Developments in nanotechnology could help create a more efficient form of desalination, potentially changing the game in the global fight for universal access to safe drinking water.
“Four billion people live under conditions of severe water scarcity at least one month of the year [and] half a billion people live under severe water scarcity all year,” said Amir Barati Farimani, Assistant Professor of Mechanical Engineering at Carnegie Mellon University in the US.
In a peer-reviewed paper published in the American Chemical Society’s journal Nano Letters, Barati Farimani and his research team found that developments in nanomaterials could lead to the creation of nanoporous materials for desalination that have “3 to 6 orders of magnitude higher water permeation compared to that of traditional membranes”.
The engineers say that one of the most effective methods for desalination is membrane desalination, where water is pushed through a thin membrane with tiny holes. Water then flows through the pores, leaving behind salt ions and producing only freshwater on the other side. Using an ultra-thin conductive metal-organic framework (MOF), the researchers found that the technology enhanced efficiency in three ways.
First, the MOF is only a few atoms thick, which means there’s very little friction as the water molecules pass through the pores.
The pore design of the MOF also reduces pressure on the walls of the membrane because they are not adjacent, which Barati Farimani said is like the difference between pouring water through a funnel, which places pressure to squeeze water through a tight space, and pouring it through a strainer.
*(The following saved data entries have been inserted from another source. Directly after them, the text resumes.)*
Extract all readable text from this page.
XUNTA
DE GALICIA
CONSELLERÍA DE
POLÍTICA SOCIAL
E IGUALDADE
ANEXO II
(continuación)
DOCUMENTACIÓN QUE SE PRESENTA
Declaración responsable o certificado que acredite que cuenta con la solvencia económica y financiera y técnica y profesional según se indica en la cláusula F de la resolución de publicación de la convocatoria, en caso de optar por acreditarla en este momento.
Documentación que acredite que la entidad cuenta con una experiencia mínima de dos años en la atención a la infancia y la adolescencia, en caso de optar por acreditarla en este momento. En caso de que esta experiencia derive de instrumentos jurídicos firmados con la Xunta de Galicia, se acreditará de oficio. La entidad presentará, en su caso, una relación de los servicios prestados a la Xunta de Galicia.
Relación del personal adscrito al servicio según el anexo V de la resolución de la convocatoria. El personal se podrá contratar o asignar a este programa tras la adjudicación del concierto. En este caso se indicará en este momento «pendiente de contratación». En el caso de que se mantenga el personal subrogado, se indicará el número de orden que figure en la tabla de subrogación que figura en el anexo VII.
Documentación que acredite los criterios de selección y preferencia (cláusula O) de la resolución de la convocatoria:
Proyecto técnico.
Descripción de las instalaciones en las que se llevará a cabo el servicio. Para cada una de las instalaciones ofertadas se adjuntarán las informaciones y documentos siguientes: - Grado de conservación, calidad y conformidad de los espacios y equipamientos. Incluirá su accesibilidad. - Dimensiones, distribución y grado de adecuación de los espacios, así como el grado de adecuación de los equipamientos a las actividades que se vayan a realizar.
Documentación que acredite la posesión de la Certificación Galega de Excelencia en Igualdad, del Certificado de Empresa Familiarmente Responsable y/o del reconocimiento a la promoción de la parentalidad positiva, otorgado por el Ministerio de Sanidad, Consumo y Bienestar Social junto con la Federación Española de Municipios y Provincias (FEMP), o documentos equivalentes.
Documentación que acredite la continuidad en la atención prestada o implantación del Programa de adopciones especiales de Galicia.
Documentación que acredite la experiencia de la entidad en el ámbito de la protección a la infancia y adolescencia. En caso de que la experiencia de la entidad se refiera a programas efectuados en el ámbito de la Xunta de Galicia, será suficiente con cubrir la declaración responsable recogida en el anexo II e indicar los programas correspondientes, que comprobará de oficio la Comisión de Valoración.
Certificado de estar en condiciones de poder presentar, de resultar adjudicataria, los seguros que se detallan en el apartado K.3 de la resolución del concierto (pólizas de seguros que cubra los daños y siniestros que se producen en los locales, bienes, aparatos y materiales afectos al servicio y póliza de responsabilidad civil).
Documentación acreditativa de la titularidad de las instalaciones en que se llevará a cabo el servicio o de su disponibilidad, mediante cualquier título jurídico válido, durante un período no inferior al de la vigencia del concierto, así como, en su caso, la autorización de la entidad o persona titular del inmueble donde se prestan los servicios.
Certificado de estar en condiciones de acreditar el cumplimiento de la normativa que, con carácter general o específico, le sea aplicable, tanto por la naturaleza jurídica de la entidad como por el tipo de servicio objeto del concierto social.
Finally, the pentagonal design of the membrane, which looks like a honeycomb, means that it has more structural integrity than other materials.
Ordinarily, scientists have to drill tiny holes in order to create the needed pores, which limits the amount that can be created per surface area.
“If you want to make a lot of pores, graphene or MoS2 can’t do that,” Barati Farimani said.
“Structurally they can’t hold the pressure.”
The design is a critical factor in the energy efficiency of the technology. Barati Farimani said the membranes “consist of both the metal centre and organic compound,” which connect in a pentagonal pattern, leaving a hole in the centre that serves as a pore.
This honeycomb structure means that it is intrinsically porous, allowing for a higher ratio of pores to surface area. It also saves on time and energy, since the pores don’t need to be drilled, or even adjusted in size.
Given there are about 15,000 desalination plants around the world, and a typical desalination plant can have billions of pores, the scale of the efficiencies of the technology could be enormous.
Barati Farimani said that the research was motivated by the growing global freshwater crisis, which exists while 71% of the world’s surface is covered by seawater.
“We need to provide fresh water for many underprivileged people, like in Africa or other places,” he said.
“Basically that’s our mission – to make it so energy-efficient that we have water desalination everywhere.”